Israel at War 2006

Life in Haifa and north of Israel during the 2006 war with Hezbollah in Lebanon

Thursday, August 03, 2006

Day 21 - The War from Hollywood

The trip I was working so hard to arrange for the last 6 months (readers of previous posts will recall it was delayed to the 13th of August because of Canadian passport issues) has finally happened. We got a call from the travel agent saying that we got through on the waitlist. I had 24 hours to arrange the trip. I got everything arranged and picked up Yarden. Luckily, he had come back from Tel Aviv the day before with his mother because things had quieted down and there was a cease-fire. We got on the plane just after midnight on the 2nd and arrived here about 22 hours later. We were in the air for so long that felt like we were still moving. I thought that they were having earth-tremors here. They’ve since gone away.

Although everyone was happy that we will be out of harm’s way, I felt very bad about leaving and I can think of a number of reasons why. The first is that I felt like it was my duty to stay, firstly to keep normal life going as much as possible. The north of Israel’s economy has been hit very hard and I didn’t want to hit it any harder. Second, I wanted to encourage others to keep on going by my own actions. Trends develop one person at a time, and I didn’t want to be part of the migration trend, I wanted to be part of the presevering trend. I also felt like I was leaving my fellow Israelis behind in the lurch. Not that I was providing any essential services or anything, just that you don’t leave your people behind when they are in trouble.

Yarden and I had planned this trip for so long and we both had gone to sooooo much trouble to arrange it – he had been really looking forward to it and the war had already scared him a little and put a cramp in his summer - that I didn’t have the heart to deal him such a large disappointment. I must admit, that while I was scared myself a few times being in the north, I tried to think things through calmly – there was little chance of harm – I am glad to have him out of harm’s way.

Then there is this Blog. I started to write it from the perspective of a resident of the north during a war that has so terribly affected the region. Now I will write it as someone who was in this region but is now enjoying himself at Disneyland. It sounds a little absurd to me – hopefully it isn’t and won’t be to the readers. What I will do however is continue to add postings for the next few weeks that we are here, based on what I hear from the friends and family I left behind and what I read in Israeli press, etc.

Bizarre Sensation
It is such a striking change from the sirens in Israel to the tourists at the Hollywood walk of fame, that I feel I have been teleported to another planet. Darth Vader, Charlie Chaplain and Mickey Mouse all wander around posing for autographs with the hoards of ahppy tourists. There is no hint of a war going on here except for the few gigantic American flags hanging at US customs. Yarden said they were a little intimidating.

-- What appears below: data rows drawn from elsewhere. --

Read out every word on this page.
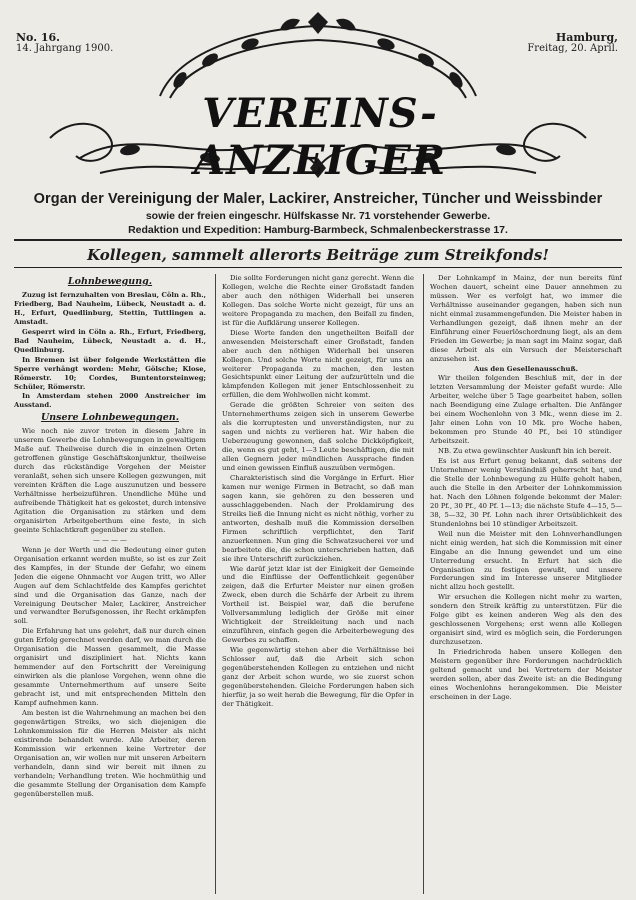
No. 16.
14. Jahrgang 1900.
Hamburg,
Freitag, 20. April.
VEREINS-ANZEIGER
Organ der Vereinigung der Maler, Lackirer, Anstreicher, Tüncher und Weissbinder
sowie der freien eingeschr. Hülfskasse Nr. 71 vorstehender Gewerbe.
Redaktion und Expedition: Hamburg-Barmbeck, Schmalenbeckerstrasse 17.
Kollegen, sammelt allerorts Beiträge zum Streikfonds!

Lohnbewegung.

Zuzug ist fernzuhalten von Breslau, Cöln a. Rh., Friedberg, Bad Nauheim, Lübeck, Neustadt a. d. H., Erfurt, Quedlinburg, Stettin, Tuttlingen a. Amstadt.

Gesperrt wird in Cöln a. Rh., Erfurt, Friedberg, Bad Nauheim, Lübeck, Neustadt a. d. H., Quedlinburg.

In Bremen ist über folgende Werkstätten die Sperre verhängt worden: Mehr, Gölsche; Klose, Römerstr. 10; Cordes, Buntentorsteinweg; Schüler, Römerstr.

In Amsterdam stehen 2000 Anstreicher im Ausstand.

Unsere Lohnbewegungen.

Wie noch nie zuvor treten in diesem Jahre in unserem Gewerbe die Lohnbewegungen in gewaltigem Maße auf. Theilweise durch die in einzelnen Orten getroffenen günstige Geschäftskonjunktur, theilweise durch das rückständige Vorgehen der Meister veranlaßt, sehen sich unsere Kollegen gezwungen, mit vereinten Kräften die Lage auszunutzen und bessere Verhältnisse herbeizuführen. Unendliche Mühe und aufreibende Thätigkeit hat es gekostet, durch intensive Agitation die Organisation zu stärken und dem organisirten Arbeitgeberthum eine feste, in sich geeinte Schlachtkraft gegenüber zu stellen.

— — — —

Wenn je der Werth und die Bedeutung einer guten Organisation erkannt werden mußte, so ist es zur Zeit des Kampfes, in der Stunde der Gefahr, wo einem Jeden die eigene Ohnmacht vor Augen tritt, wo Aller Augen auf dem Schlachtfelde des Kampfes gerichtet sind und die Organisation das Ganze, nach der Vereinigung Deutscher Maler, Lackirer, Anstreicher und verwandter Berufsgenossen, ihr Recht erkämpfen soll.

Die Erfahrung hat uns gelehrt, daß nur durch einen guten Erfolg gerechnet werden darf, wo man durch die Organisation die Massen gesammelt, die Masse organisirt und diszipliniert hat. Nichts kann hemmender auf den Fortschritt der Vereinigung einwirken als die planlose Vorgehen, wenn ohne die gesammte Unternehmerthum auf unsere Seite gebracht ist, und mit entsprechenden Mitteln den Kampf aufnehmen kann.

Am besten ist die Wahrnehmung an machen bei den gegenwärtigen Streiks, wo sich diejenigen die Lohnkommission für die Herren Meister als nicht existirende behandelt wurde. Alle Arbeiter, deren Kommission wir erkennen keine Vertreter der Organisation an, wir wollen nur mit unseren Arbeitern verhandeln, dann sind wir bereit mit ihnen zu verhandeln; Verhandlung treten. Wie hochmüthig und die gesammte Stellung der Organisation dem Kampfe gegenüberstellen muß.

Die sollte Forderungen nicht ganz gerecht. Wenn die Kollegen, welche die Rechte einer Großstadt fanden aber auch den nöthigen Widerhall bei unseren Kollegen. Das solche Worte nicht gezeigt, für uns an weitere Propaganda zu machen, den Beifall zu finden, ist für die Aufklärung unserer Kollegen.

Diese Worte fanden den ungetheilten Beifall der anwesenden Meisterschaft einer Großstadt, fanden aber auch den nöthigen Widerhall bei unseren Kollegen. Und solche Worte nicht gezeigt, für uns an weiterer Propaganda zu machen, den lesten Gesichtspunkt einer Leitung der aufzurütteln und die kämpfenden Kollegen mit jener Entschlossenheit zu erfüllen, die dem Wohlwollen nicht kommt.

Gerade die größten Schreier von seiten des Unternehmerthums zeigen sich in unserem Gewerbe als die korruptesten und unverständigsten, nur zu sagen und nichts zu verlieren hat. Wir haben die Ueberzeugung gewonnen, daß solche Dickköpfigkeit, die, wenn es gut geht, 1—3 Leute beschäftigen, die mit allen Gegnern jeder mündlichen Aussprache finden und einen gewissen Einfluß auszuüben vermögen.

Charakteristisch sind die Vorgänge in Erfurt. Hier kamen nur wenige Firmen in Betracht, so daß man sagen kann, sie gehören zu den besseren und ausschlaggebenden. Nach der Proklamirung des Streiks ließ die Innung nicht es nicht nöthig, vorher zu antworten, deshalb muß die Kommission derselben Firmen schriftlich verpflichtet, den Tarif anzuerkennen. Nun ging die Schwatzsucherei vor und bearbeitete die, die schon unterschrieben hatten, daß sie ihre Unterschrift zurückziehen.

Wie darüf jetzt klar ist der Einigkeit der Gemeinde und die Einflüsse der Oeffentlichkeit gegenüber zeigen, daß die Erfurter Meister nur einen großen Zweck, eben durch die Schärfe der Arbeit zu ihrem Vortheil ist. Beispiel war, daß die berufene Vollversammlung lediglich der Größe mit einer Wichtigkeit der Streikleitung nach und nach einzuführen, einfach gegen die Arbeiterbewegung des Gewerbes zu schaffen.

Wie gegenwärtig stehen aber die Verhältnisse bei Schlosser auf, daß die Arbeit sich schon gegenüberstehenden Kollegen zu entziehen und nicht ganz der Arbeit schon wurde, wo sie zuerst schon gegenüberstehenden. Gleiche Forderungen haben sich hierfür, ja so weit herab die Bewegung, für die Opfer in der Thätigkeit.

Der Lohnkampf in Mainz, der nun bereits fünf Wochen dauert, scheint eine Dauer annehmen zu müssen. Wer es verfolgt hat, wo immer die Verhältnisse auseinander gegangen, haben sich nun nicht einmal zusammengefunden. Die Meister haben in Verhandlungen gezeigt, daß ihnen mehr an der Einführung einer Feuerlöschordnung liegt, als an dem Frieden im Gewerbe; ja man sagt im Mainz sogar, daß diese Arbeit als ein Versuch der Meisterschaft anzusehen ist.

Aus den Gesellenausschuß.

Wir theilen folgenden Beschluß mit, der in der letzten Versammlung der Meister gefaßt wurde: Alle Arbeiter, welche über 5 Tage gearbeitet haben, sollen nach Beendigung eine Zulage erhalten. Die Anfänger bei einem Wochenlohn von 3 Mk., wenn diese im 2. Jahr einen Lohn von 10 Mk. pro Woche haben, bekommen pro Stunde 40 Pf., bei 10 stündiger Arbeitszeit.

NB. Zu etwa gewünschter Auskunft bin ich bereit.

Es ist aus Erfurt genug bekannt, daß seitens der Unternehmer wenig Verständniß geherrscht hat, und die Stelle der Lohnbewegung zu Hülfe geholt haben, auch die Stelle in den Arbeiter der Lohnkommission hat. Nach den Löhnen folgende bekommt der Maler: 20 Pf., 30 Pf., 40 Pf. 1—13; die nächste Stufe 4—15, 5—38, 5—32, 30 Pf. Lohn nach ihrer Ortsüblichkeit des Stundenlohns bei 10 stündiger Arbeitszeit.

Weil nun die Meister mit den Lohnverhandlungen nicht einig werden, hat sich die Kommission mit einer Eingabe an die Innung gewendet und um eine Unterredung ersucht. In Erfurt hat sich die Organisation zu festigen gewußt, und unsere Forderungen sind im Interesse unserer Mitglieder nicht allzu hoch gestellt.

Wir ersuchen die Kollegen nicht mehr zu warten, sondern den Streik kräftig zu unterstützen. Für die Folge gibt es keinen anderen Weg als den des geschlossenen Vorgehens; erst wenn alle Kollegen organisirt sind, wird es möglich sein, die Forderungen durchzusetzen.

In Friedrichroda haben unsere Kollegen den Meistern gegenüber ihre Forderungen nachdrücklich geltend gemacht und bei Vertretern der Meister werden sollen, aber das Zweite ist: an die Bedingung eines Wochenlohns herangekommen. Die Meister erscheinen in der Lage.
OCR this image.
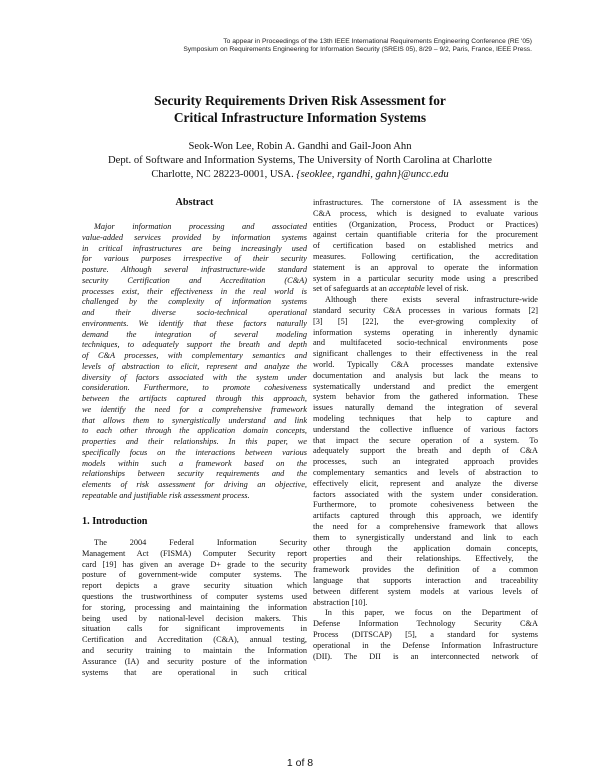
To appear in Proceedings of the 13th IEEE International Requirements Engineering Conference (RE '05)
Symposium on Requirements Engineering for Information Security (SREIS 05), 8/29 – 9/2, Paris, France, IEEE Press.
Security Requirements Driven Risk Assessment for
Critical Infrastructure Information Systems
Seok-Won Lee, Robin A. Gandhi and Gail-Joon Ahn
Dept. of Software and Information Systems, The University of North Carolina at Charlotte
Charlotte, NC 28223-0001, USA. {seoklee, rgandhi, gahn}@uncc.edu
Abstract
Major information processing and associated
value-added services provided by information systems
in critical infrastructures are being increasingly used
for various purposes irrespective of their security
posture. Although several infrastructure-wide standard
security Certification and Accreditation (C&A)
processes exist, their effectiveness in the real world is
challenged by the complexity of information systems
and their diverse socio-technical operational
environments. We identify that these factors naturally
demand the integration of several modeling
techniques, to adequately support the breath and depth
of C&A processes, with complementary semantics and
levels of abstraction to elicit, represent and analyze the
diversity of factors associated with the system under
consideration. Furthermore, to promote cohesiveness
between the artifacts captured through this approach,
we identify the need for a comprehensive framework
that allows them to synergistically understand and link
to each other through the application domain concepts,
properties and their relationships. In this paper, we
specifically focus on the interactions between various
models within such a framework based on the
relationships between security requirements and the
elements of risk assessment for driving an objective,
repeatable and justifiable risk assessment process.
1. Introduction
The 2004 Federal Information Security
Management Act (FISMA) Computer Security report
card [19] has given an average D+ grade to the security
posture of government-wide computer systems. The
report depicts a grave security situation which
questions the trustworthiness of computer systems used
for storing, processing and maintaining the information
being used by national-level decision makers. This
situation calls for significant improvements in
Certification and Accreditation (C&A), annual testing,
and security training to maintain the Information
Assurance (IA) and security posture of the information
systems that are operational in such critical
infrastructures. The cornerstone of IA assessment is the
C&A process, which is designed to evaluate various
entities (Organization, Process, Product or Practices)
against certain quantifiable criteria for the procurement
of certification based on established metrics and
measures. Following certification, the accreditation
statement is an approval to operate the information
system in a particular security mode using a prescribed
set of safeguards at an acceptable level of risk.
Although there exists several infrastructure-wide
standard security C&A processes in various formats [2]
[3] [5] [22], the ever-growing complexity of
information systems operating in inherently dynamic
and multifaceted socio-technical environments pose
significant challenges to their effectiveness in the real
world. Typically C&A processes mandate extensive
documentation and analysis but lack the means to
systematically understand and predict the emergent
system behavior from the gathered information. These
issues naturally demand the integration of several
modeling techniques that help to capture and
understand the collective influence of various factors
that impact the secure operation of a system. To
adequately support the breath and depth of C&A
processes, such an integrated approach provides
complementary semantics and levels of abstraction to
effectively elicit, represent and analyze the diverse
factors associated with the system under consideration.
Furthermore, to promote cohesiveness between the
artifacts captured through this approach, we identify
the need for a comprehensive framework that allows
them to synergistically understand and link to each
other through the application domain concepts,
properties and their relationships. Effectively, the
framework provides the definition of a common
language that supports interaction and traceability
between different system models at various levels of
abstraction [10].
In this paper, we focus on the Department of
Defense Information Technology Security C&A
Process (DITSCAP) [5], a standard for systems
operational in the Defense Information Infrastructure
(DII). The DII is an interconnected network of
1 of 8
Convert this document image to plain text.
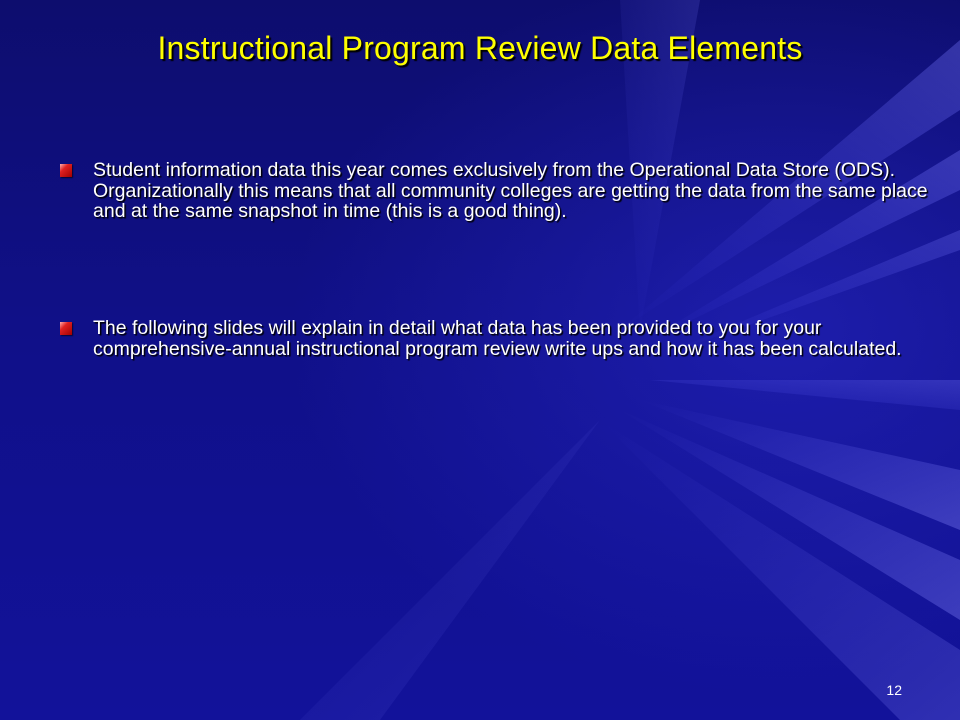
Instructional Program Review Data Elements
Student information data this year comes exclusively from the Operational Data Store (ODS). Organizationally this means that all community colleges are getting the data from the same place and at the same snapshot in time (this is a good thing).
The following slides will explain in detail what data has been provided to you for your comprehensive-annual instructional program review write ups and how it has been calculated.
12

Another absurd war note: we rested a little in the hotel room after walking around Hollywood and woke up hungry around midnight. We went out into the dark street to get a bite to eat nearby. What had been a nice street during the day was a little menacing at night. Maybe I had seen too many police shows on TV or too many action movies. We had to walk past a couple of empty lots and a small house with a huge chain-link fence around it that simply dwarfed it. There were bars on the windows and a couple of people that were drinking outside on the porch. There was a homeless person sleeping on a bench and a couple of other unsavory-looking types. I actually felt far more afraid right then and there, in Hollywood, USA, than I did for the last three weeks in a war zone! :-)

Perhaps the real irony is the town that has re-created so many wars and conflicts, is now scarier than the wars themselves.

Shalom to everyone back home! Our thoughts and prayers are with you. We pray for a quick end to this with minimum casualties - on both sides.

Tuesday, August 01, 2006

A little about the fear of rockets

August 1, 2006

It was a strange day in Haifa. Yesterday's announcement of a ceasefire brought a day with no rockets or even sirens. Not even a false alarm. After three weeks of almost constant explosions and dancing down to the shelter to the tune of sirens, it seems absent somehow. I and a couple of other people I spoke to have said that in a strange way, they miss it. I know it seems bizzaar, but I think that there is a certain thrill in the fear. There is something about those few minutes where, once in the shelter, you listen quietly for the rockets and measure, by the strength of the blast, how far away they are. You consciously know you are safe in the shelter and the odds are tiny that it will be hit, but you wonder anyway if it might happen. If you have experienced some close ones as I have, you respect the power of the rockets, and there is something in their threat (again, as remote a possibility as it is) of death, that reminds you that you are alive. ALIVE!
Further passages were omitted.